I swooped down on London yesterday ready to pick it’s bones of a little culture! In fact, at the risk of mixing my metaphor’s, I was more like a heat seeking missile! Seven hours to see three exhibitions on two sides of the river. And because it cost me £50 squid to get there, I had to make it count.

First up was The Fashion and Textile Museum, which is exhibiting Very Sanderson – 150 years of English decoration. It documents the course of Sanderson’s growth beginning in 1860 and display’s archive papers, recent vintage reworkings currently available, old marketing materials and posters and really cute little room set-ups.

The DVD  show has footage of the textile artist at work re-designing and re-colouring one of the original designs and talking about what kind of changes they make for today’s market.

(Re-work on the left, original on the right – orange wallpaper – they were a crazy bunch back then!)

This is Kenneth Truman who was chief designer for years. I love this photograph and find it fascinating to see them at work like this. The original was actually almost perfect first time – no photocopying, scanning and editing mistakes. These people were super skilled. It really was an art in the truest tense of the word.

Then after a short walk on a beautifully sunny warm day I arrived at The Imperial War Museum for The Ministry of Food exhibition. Lots of my photo’s were duffers because it was quite dim in the exhibition and I blurred them. But there were loads of jolly vintage posters encouraging “Spades Not Ships” or “Dig For Victory Now” and “Help Win The War On The Kitchen Front”. The whole nation was encouraged to grow food in whatever way and where ever they could – on a polo field, an Anderson shelter roof or your front garden. In 1943 there were nearly 2 million allotments! Think of what we could do to save air miles if we really had to!

I didn’t realise that so many Seamen lost their lives bringing food and supplies into England – 30,000 dead and 10,000 to Prisoner of war camps. It puts the grow your own propaganda into context.

I went around the exhibition twice. The first time I had on my rose-tinted glasses for the nostalgia of the past where life  looked simpler and more wholesome. There seemed to be stronger family life and a camaraderie that forged closer communities.

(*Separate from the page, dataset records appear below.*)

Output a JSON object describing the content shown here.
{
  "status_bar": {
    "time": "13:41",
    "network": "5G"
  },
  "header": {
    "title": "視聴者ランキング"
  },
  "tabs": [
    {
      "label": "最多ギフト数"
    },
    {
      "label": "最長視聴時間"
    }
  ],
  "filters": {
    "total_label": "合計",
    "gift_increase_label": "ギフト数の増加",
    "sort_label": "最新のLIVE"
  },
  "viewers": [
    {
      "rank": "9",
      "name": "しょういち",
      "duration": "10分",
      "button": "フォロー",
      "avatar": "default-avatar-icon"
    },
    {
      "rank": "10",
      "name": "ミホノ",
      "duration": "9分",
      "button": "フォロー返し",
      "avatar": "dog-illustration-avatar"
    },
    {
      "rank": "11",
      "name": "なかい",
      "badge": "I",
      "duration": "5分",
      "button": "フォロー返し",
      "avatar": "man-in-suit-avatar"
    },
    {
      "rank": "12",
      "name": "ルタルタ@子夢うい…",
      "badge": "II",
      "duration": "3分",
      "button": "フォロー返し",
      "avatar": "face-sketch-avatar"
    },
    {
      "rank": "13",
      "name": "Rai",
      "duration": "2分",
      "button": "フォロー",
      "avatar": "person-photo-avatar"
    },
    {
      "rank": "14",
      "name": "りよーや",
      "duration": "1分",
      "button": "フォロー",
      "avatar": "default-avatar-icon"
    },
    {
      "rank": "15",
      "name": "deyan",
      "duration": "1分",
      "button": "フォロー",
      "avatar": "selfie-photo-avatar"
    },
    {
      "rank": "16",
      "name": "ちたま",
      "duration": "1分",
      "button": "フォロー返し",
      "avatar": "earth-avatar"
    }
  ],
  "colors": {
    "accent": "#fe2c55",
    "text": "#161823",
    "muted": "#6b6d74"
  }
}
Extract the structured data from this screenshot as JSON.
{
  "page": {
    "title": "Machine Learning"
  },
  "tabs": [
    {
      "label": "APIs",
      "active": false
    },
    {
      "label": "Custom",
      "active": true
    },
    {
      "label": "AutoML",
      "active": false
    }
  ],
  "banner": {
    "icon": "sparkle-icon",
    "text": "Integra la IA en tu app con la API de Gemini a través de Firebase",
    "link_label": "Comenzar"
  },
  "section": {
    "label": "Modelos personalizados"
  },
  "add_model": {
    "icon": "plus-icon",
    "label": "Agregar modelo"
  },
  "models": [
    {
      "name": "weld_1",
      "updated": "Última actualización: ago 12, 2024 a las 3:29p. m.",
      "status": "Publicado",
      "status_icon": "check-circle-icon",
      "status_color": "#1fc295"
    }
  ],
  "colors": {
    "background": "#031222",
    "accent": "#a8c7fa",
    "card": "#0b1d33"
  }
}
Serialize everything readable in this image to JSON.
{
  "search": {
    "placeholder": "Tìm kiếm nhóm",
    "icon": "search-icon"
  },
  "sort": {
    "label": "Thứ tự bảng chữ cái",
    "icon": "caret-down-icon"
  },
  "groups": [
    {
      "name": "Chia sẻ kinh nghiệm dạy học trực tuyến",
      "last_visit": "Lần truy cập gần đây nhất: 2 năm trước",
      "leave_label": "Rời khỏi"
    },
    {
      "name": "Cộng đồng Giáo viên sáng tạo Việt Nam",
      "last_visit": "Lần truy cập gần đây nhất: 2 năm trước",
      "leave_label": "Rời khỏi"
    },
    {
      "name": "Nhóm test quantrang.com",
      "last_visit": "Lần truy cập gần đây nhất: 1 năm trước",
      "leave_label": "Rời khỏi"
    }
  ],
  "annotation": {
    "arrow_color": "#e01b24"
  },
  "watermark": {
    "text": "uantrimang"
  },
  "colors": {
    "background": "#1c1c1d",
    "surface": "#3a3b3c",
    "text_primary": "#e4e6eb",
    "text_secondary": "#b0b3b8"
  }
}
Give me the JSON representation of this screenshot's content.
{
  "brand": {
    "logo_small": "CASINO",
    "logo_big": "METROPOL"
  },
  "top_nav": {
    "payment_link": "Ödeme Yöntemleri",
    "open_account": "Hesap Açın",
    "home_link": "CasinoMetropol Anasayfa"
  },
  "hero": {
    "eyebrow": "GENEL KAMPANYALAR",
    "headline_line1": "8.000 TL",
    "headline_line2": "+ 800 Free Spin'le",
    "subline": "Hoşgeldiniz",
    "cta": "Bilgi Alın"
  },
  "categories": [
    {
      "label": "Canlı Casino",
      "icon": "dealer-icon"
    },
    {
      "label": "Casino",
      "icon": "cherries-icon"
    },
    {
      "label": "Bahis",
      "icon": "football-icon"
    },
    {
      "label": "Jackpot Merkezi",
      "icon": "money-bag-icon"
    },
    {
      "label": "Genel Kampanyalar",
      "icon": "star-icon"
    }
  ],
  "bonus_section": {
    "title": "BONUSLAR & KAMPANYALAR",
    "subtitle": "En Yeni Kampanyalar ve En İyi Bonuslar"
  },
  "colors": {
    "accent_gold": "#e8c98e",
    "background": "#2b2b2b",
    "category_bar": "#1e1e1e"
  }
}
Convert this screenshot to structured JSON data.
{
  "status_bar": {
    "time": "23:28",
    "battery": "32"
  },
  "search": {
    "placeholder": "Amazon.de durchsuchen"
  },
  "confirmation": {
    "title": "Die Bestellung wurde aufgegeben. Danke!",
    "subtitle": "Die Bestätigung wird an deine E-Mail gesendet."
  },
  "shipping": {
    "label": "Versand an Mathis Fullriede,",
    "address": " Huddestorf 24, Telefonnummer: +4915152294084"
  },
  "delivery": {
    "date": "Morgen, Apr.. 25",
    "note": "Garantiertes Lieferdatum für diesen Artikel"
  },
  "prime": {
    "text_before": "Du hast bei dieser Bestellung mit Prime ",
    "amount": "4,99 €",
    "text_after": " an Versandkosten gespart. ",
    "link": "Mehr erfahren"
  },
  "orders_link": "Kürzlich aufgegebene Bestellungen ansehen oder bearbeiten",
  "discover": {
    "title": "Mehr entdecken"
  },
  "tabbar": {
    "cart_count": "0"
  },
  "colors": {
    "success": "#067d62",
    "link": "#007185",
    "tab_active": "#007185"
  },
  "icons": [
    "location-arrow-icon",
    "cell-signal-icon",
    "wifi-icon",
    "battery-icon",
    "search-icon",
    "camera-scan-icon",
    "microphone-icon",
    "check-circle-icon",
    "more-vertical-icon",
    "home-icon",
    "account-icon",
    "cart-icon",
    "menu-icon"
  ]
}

A Corner of Merton – Harry Bush 1940

On the second viewing I could see how much everyone suffered and went without – it wasn’t fun. People were bored of eating potatoes and never having onions to flavour things and orange juice to drink. They came home too tired to cook from a day working in the fields, don’t we all moan about a hard day and order a takeaway. It made me contemplate just how much I take for granted and how we live in an age that is currently valuing anything ‘vintage’ or ‘retro’ but only the parts that look good. It’s no wonder my parents are bemused by excitement on scoring vintage china or a crochet blanket; they looked forward to a new age of machine-made plenty.

Well that has turned into an epic post!! I won’t tell you how long it took me to upload all the photo’s and find something to say!! Hope you enjoyed it – I think I’m beginning to sound my age!

I shall save my last destination for a post all of it’s own tomorrow.